E: [Wonders why he always gets that response] Would you mind
answering a few questions?
Y: [Eyes begin to dart around nervously] Ahhh, no?
E: So, are you from Okazaki?
Y: No, I was born in Toyohashi, and I still live there. I come to
Okazaki by train every day.
E: What are your hobbies?
Y: Eh? What kind of interview is this?!
E: A bad one. Hobbies?
Y: Umm, I like driving...computers too. And Sushi.
E: Driving? You mean racing?
Y: [laughs] No, just driving to nice places, you know, in the
countryside, the beach, stuff like that.
E: Sushi? What is your favourite type?
Y: Uni [sea urchin], I guess. And egg. and ikura [large fish roe].

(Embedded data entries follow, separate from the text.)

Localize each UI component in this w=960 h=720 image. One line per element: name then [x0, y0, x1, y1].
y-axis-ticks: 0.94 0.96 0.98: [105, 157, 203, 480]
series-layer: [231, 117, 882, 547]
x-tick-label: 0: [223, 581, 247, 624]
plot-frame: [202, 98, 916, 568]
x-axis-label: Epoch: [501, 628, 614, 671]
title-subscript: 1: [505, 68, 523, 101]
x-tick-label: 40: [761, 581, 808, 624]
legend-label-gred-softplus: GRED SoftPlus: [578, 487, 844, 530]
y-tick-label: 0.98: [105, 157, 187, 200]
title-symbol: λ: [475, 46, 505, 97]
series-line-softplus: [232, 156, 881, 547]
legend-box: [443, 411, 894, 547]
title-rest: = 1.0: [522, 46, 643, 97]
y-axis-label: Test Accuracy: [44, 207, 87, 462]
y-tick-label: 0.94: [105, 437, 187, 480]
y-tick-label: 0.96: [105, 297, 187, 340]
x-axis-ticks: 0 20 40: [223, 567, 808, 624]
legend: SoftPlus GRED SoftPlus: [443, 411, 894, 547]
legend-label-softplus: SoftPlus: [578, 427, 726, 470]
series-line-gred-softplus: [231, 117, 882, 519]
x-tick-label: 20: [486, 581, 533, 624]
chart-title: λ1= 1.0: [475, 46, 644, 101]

E: Eclectic. The most expensive and the cheapest. Any other hobbies?
Y: Ah, Onsen. I like onsen [hot springs]. It's such a good feeling -
hot water helps you relax, and then you can always eat such good
sushi at an onsen.
E: What languages do you speak?
Y: Japanese, and a little English.
E: Where did you learn English?
Y: I worked in New Zealand, in Auckland, for two years - 1996 and 97.
I taught Japanese children in a school for expat Japanese children
there, and taught Japanese outside the school.
E: Where did you live during that time?
Y: I lived in a homestay. Well, more of a student hostel, I guess.
There were two other foreigners as well, and the couple that we
lived with. I really enjoyed it - I think that living with a family
is the best way to learn a language.
E: So, what is your reason for teaching Japanese?
Y: Meeting people from all over the world is fun, and also very
interesting. Also, seeing other people's images of Japan, the way
that they see Japan, and learning about the culture that they come
from is really interesting. It makes you think about your own
culture and way of life.
E: What was your worst experience to date?
Y: When people don't come to school, for whatever reason, when they
lose the will to study; it makes you question what you are doing,
whether you are doing something wrong.
E: And the best?
Y: Keeping in touch with people after they graduate, seeing people
who can't say a word of Japanese when they arrive learn, and then
hearing of the things that they can do with the Japanese that
they've learnt. That makes you feel really good.